Understanding UDF annotations

2022-02-02 Thread X L
Hi,

I was wondering if my understanding about UDFs' annotations in
Calcite is correct. For instance, I notice there is a `@Deterministic`
label to specify a deterministic UDF. Then, relevant query rewrite rules
(e.g., ReduceExpressionsRule) need to check the existence of this label
(e.g., isDeterministic()) in order to decide whether the rule is applicable
(without changing the query semantics).
I do see that is a way to leverage annotations when optimizing queries that
contain UDFs, and it seems to require adding such annotation checks in
almost every query rewrite rules.

Thanks and Regards,
Xinyu


Re: Understanding UDF annotations

2022-02-02 Thread Julian Hyde
Yes, the UDF annotations are intended to allow better optimizations.

I’m sure there are bugs. If a query with a UDF is not being optimized, log a 
bug. The fix is probably at the level of a particular RelOptRule, and therefore 
the test case would be in RelOptRulesTest.

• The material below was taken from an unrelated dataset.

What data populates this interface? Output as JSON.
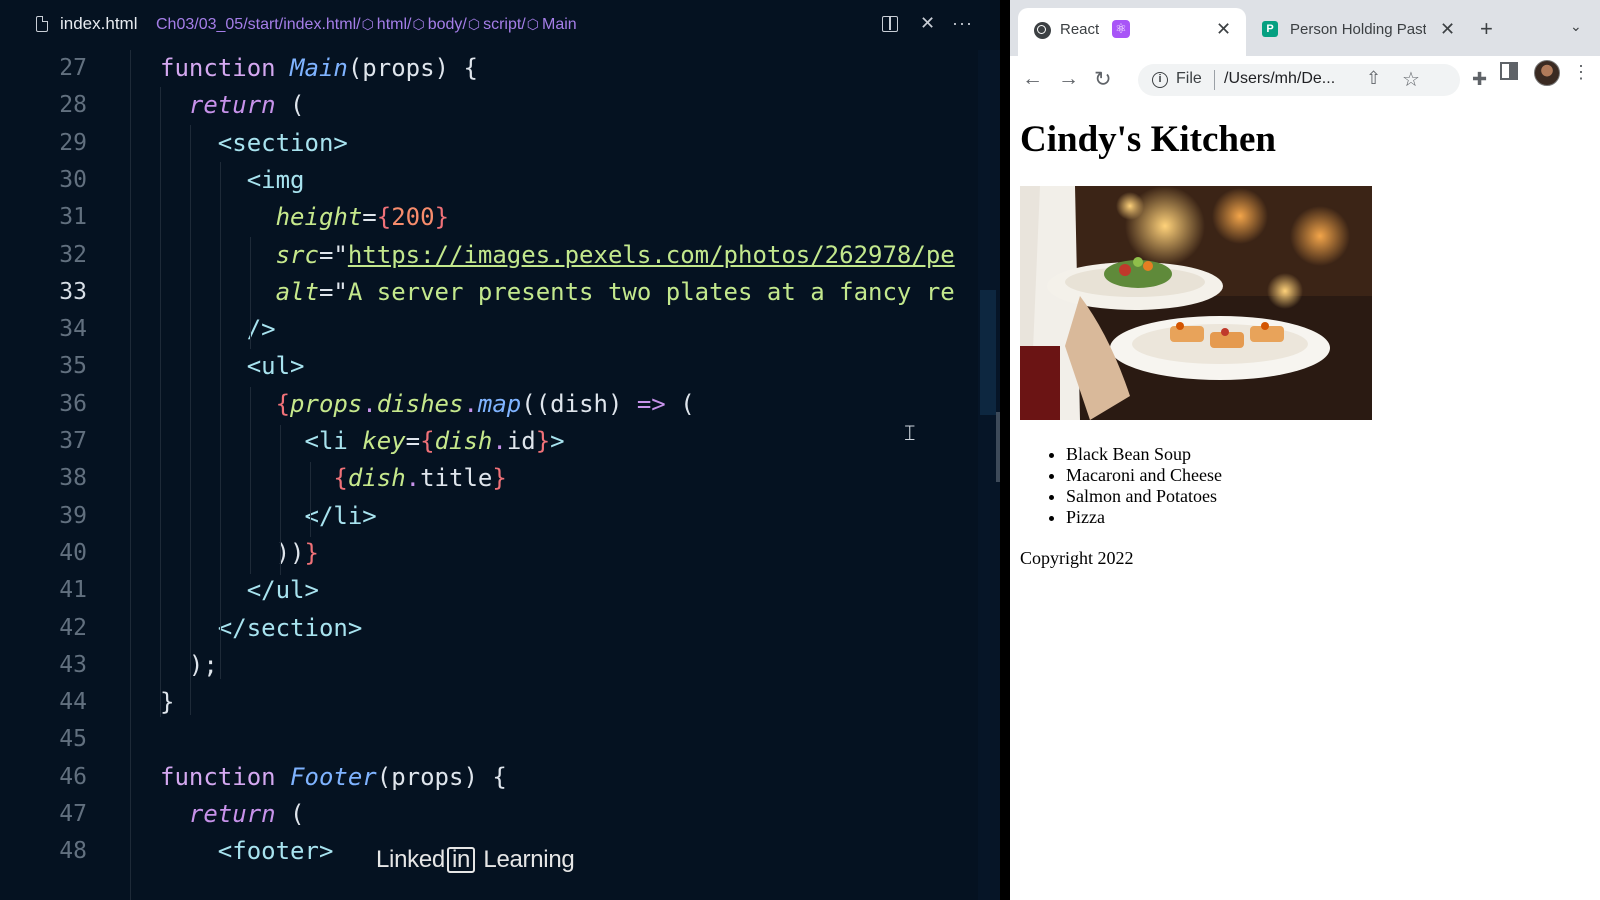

But I don’t think that each rule needs to look for annotations. The rules 
should* use methods on the RexNode (expression). If the expression is (or 
contains) a call to a UDF then the RexCall to that UDF will use the annotations.

* By ’should’ I mean ‘in an ideal world’, not ‘I believe that it is currently 
the case that…’.

I see that ReduceExpressionsRule has an inner class ReducibleExprLocator which 
uses calls such as SqlOperator.isDynamicFunction(). That functionality should 
(again, in an ideal world) be moved out of ReduceExpressionsRule in a way that 
other code can use it. I don’t know how.

For years I have been begging for someone to take ownership of this issue. This 
would include rigorous definitions of the terms ‘dynamic’ and ‘deterministic’. 
See https://issues.apache.org/jira/browse/CALCITE-4424 
 and 
https://issues.apache.org/jira/browse/CALCITE-2823 
. Perhaps also ‘pure’ and 
’strict’ (which are accepted terms in the programming language theory 
community).

Julian



> On Feb 1, 2022, at 8:49 AM, X L  wrote:
> 
> Hi,
> 
> I was wondering if my understanding about UDFs' annotations in
> Calcite is correct. For instance, I notice there is a `@Deterministic`
> label to specify a deterministic UDF. Then, relevant query rewrite rules
> (e.g., ReduceExpressionsRule) need to check the existence of this label
> (e.g., isDeterministic()) in order to decide whether the rule is applicable
> (without changing the query semantics).
> I do see that is a way to leverage annotations when optimizing queries that
> contain UDFs, and it seems to require adding such annotation checks in
> almost every query rewrite rules.
> 
> Thanks and Regards,
> Xinyu